By William Wan
A day after his July 4th address to the Islamic Society of North America, evangelical megachurch Pastor Rick Warren was supposed to participate in an interfaith dialogue last night as the annual ISNA convention was winding down. He couldn’t make it but sent a video address to the participants instead.
In it, Warren emphasized the need for action rather than words. “I believe we really have to move past dialogue to deeds,” he said, talking about joint actions religious leaders should take on behalf of the poor, infirm, handicap. “These are not religious problems but human problems,” he said. “My prayer is out of this meeting can come real practical steps.”
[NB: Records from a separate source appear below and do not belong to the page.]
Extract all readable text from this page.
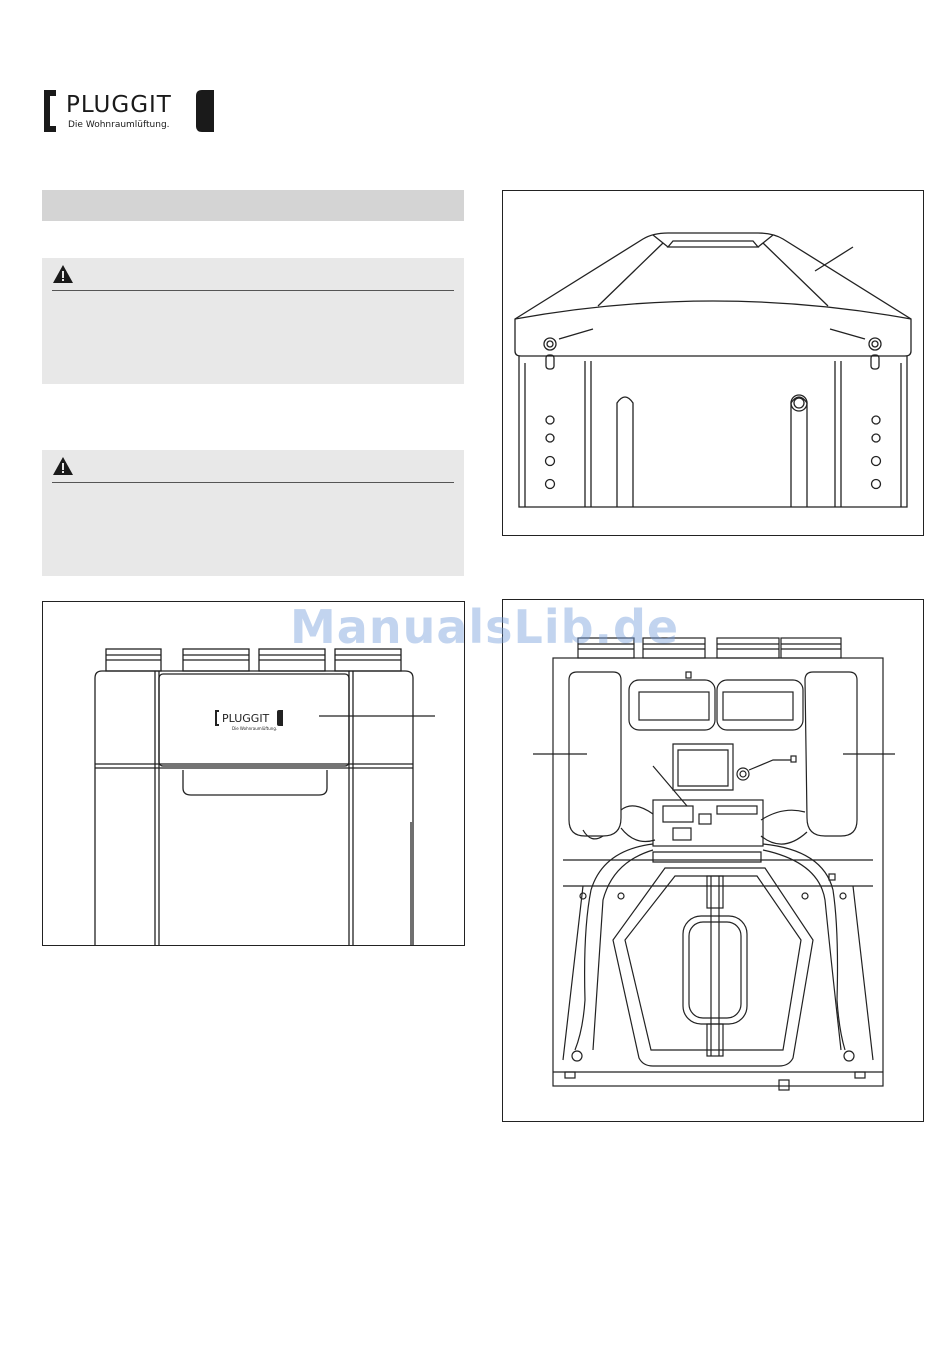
PLUGGIT
Die Wohnraumlüftung.
PLUGGIT
Die Wohnraumlüftung.
ManualsLib.de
Also speaking at the interfaith event were rabbis, Muslim scholars, evangelical and Catholic leaders. Warren’s words, however, were particularly interesting as they came a day after his controversial address to Muslims attending the annual ISNA convention. Even before his address, Warren got heat from some bloggers who saw his ISNA appearance as being overly friendly to extremists.
In his July 4th speech, Warren talked about “the two largest faiths on the planet” — Muslims and Christians — working together to tackle problems of war, poverty, corruption, disease and illiteracy. And his video address last night at the interfaith reception echoed similar themes of partnership and action.
The reception, which was held on the last day of the ISNA convention, is an outgrowth of the interfaith Common Word movement which has been circulating in the Muslim world during the past three years. The message, officially called “A Common Word Between Us and You,” was launched in 2006 in response to a message by Pope Benedict that sparked an effort to talk about common ground between Islam and Christianity.